You can create a new object on the heap using one of a few kinds of expression: Objects within regions can be created using the following analogous expressions. Note that new, malloc, calloc, rnew, rmalloc and rcalloc are keywords.

Here, the first argument specifies a region handle. The Cyclone library has a global variable Core::heap_region which is a handle for the heap region. So, for example, rnew (heap_region) expr allocates memory in the heap region which is initialized with expr. Moreover, new expr can be replaced with rnew(heap_region) expr.
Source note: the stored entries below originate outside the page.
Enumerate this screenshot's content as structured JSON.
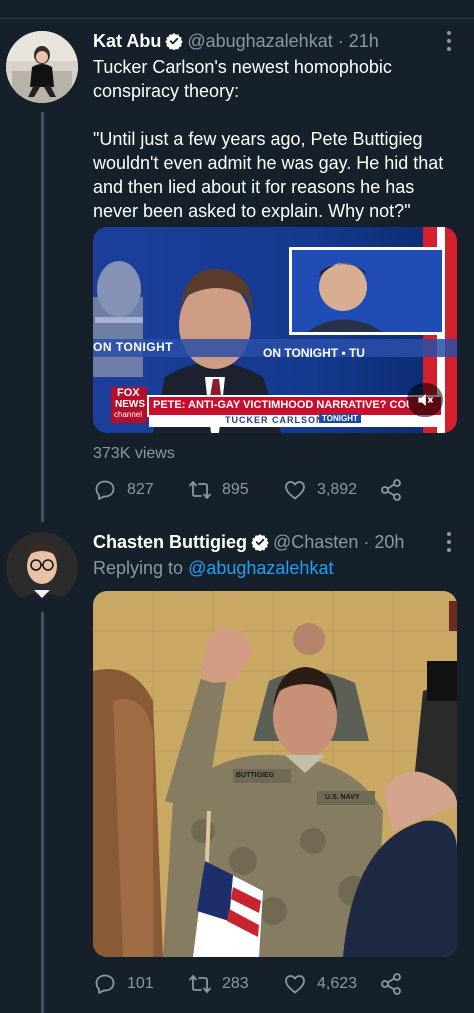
{
  "colors": {
    "background": "#15202b",
    "text_primary": "#ffffff",
    "text_secondary": "#8899a6",
    "link": "#1da1f2",
    "verified": "#ffffff",
    "thread_line": "#3d5466"
  },
  "tweets": [
    {
      "author_name": "Kat Abu",
      "handle": "@abughazalehkat",
      "time_sep": "·",
      "time": "21h",
      "text_line1": "Tucker Carlson's newest homophobic",
      "text_line2": "conspiracy theory:",
      "quote_line1": "\"Until just a few years ago, Pete Buttigieg",
      "quote_line2": "wouldn't even admit he was gay. He hid that",
      "quote_line3": "and then lied about it for reasons he has",
      "quote_line4": "never been asked to explain. Why not?\"",
      "media": {
        "lower_third_headline": "PETE: ANTI-GAY VICTIMHOOD NARRATIVE? COUNT ME",
        "lower_third_show": "TUCKER CARLSON",
        "lower_third_tonight": "TONIGHT",
        "banner_left": "ON TONIGHT",
        "banner_right": "ON TONIGHT  •  TU",
        "network_top": "FOX",
        "network_bottom": "NEWS",
        "network_sub": "channel"
      },
      "views": "373K views",
      "replies": "827",
      "retweets": "895",
      "likes": "3,892"
    },
    {
      "author_name": "Chasten Buttigieg",
      "handle": "@Chasten",
      "time_sep": "·",
      "time": "20h",
      "replying_prefix": "Replying to",
      "replying_handle": "@abughazalehkat",
      "media": {
        "name_tape": "BUTTIGIEG",
        "branch_tape": "U.S. NAVY"
      },
      "replies": "101",
      "retweets": "283",
      "likes": "4,623"
    }
  ],
  "icons": [
    "verified-badge-icon",
    "more-options-icon",
    "reply-icon",
    "retweet-icon",
    "like-icon",
    "share-icon",
    "mute-icon"
  ]
}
The only way to create an object in a stack region is declaring it as a local variable. Cyclone does not currently support salloc; use a lexical region instead.

8.3  Common Uses

Although the type system associated with regions is complicated, there are some simple common idioms. If you understand these idioms, you should be able to easily write programs using regions, and port many legacy C programs to Cyclone. The next subsection will explain the usage patterns of unique and reference-counted pointers, since they are substantially more restrictive than other pointers.

Remember that every pointer points into a region, and although the pointer can be updated, it must always point into that same region (or a region known to outlive that region). The region that the pointer points to is indicated in its type, but omitted regions are filled in by the compiler according to context.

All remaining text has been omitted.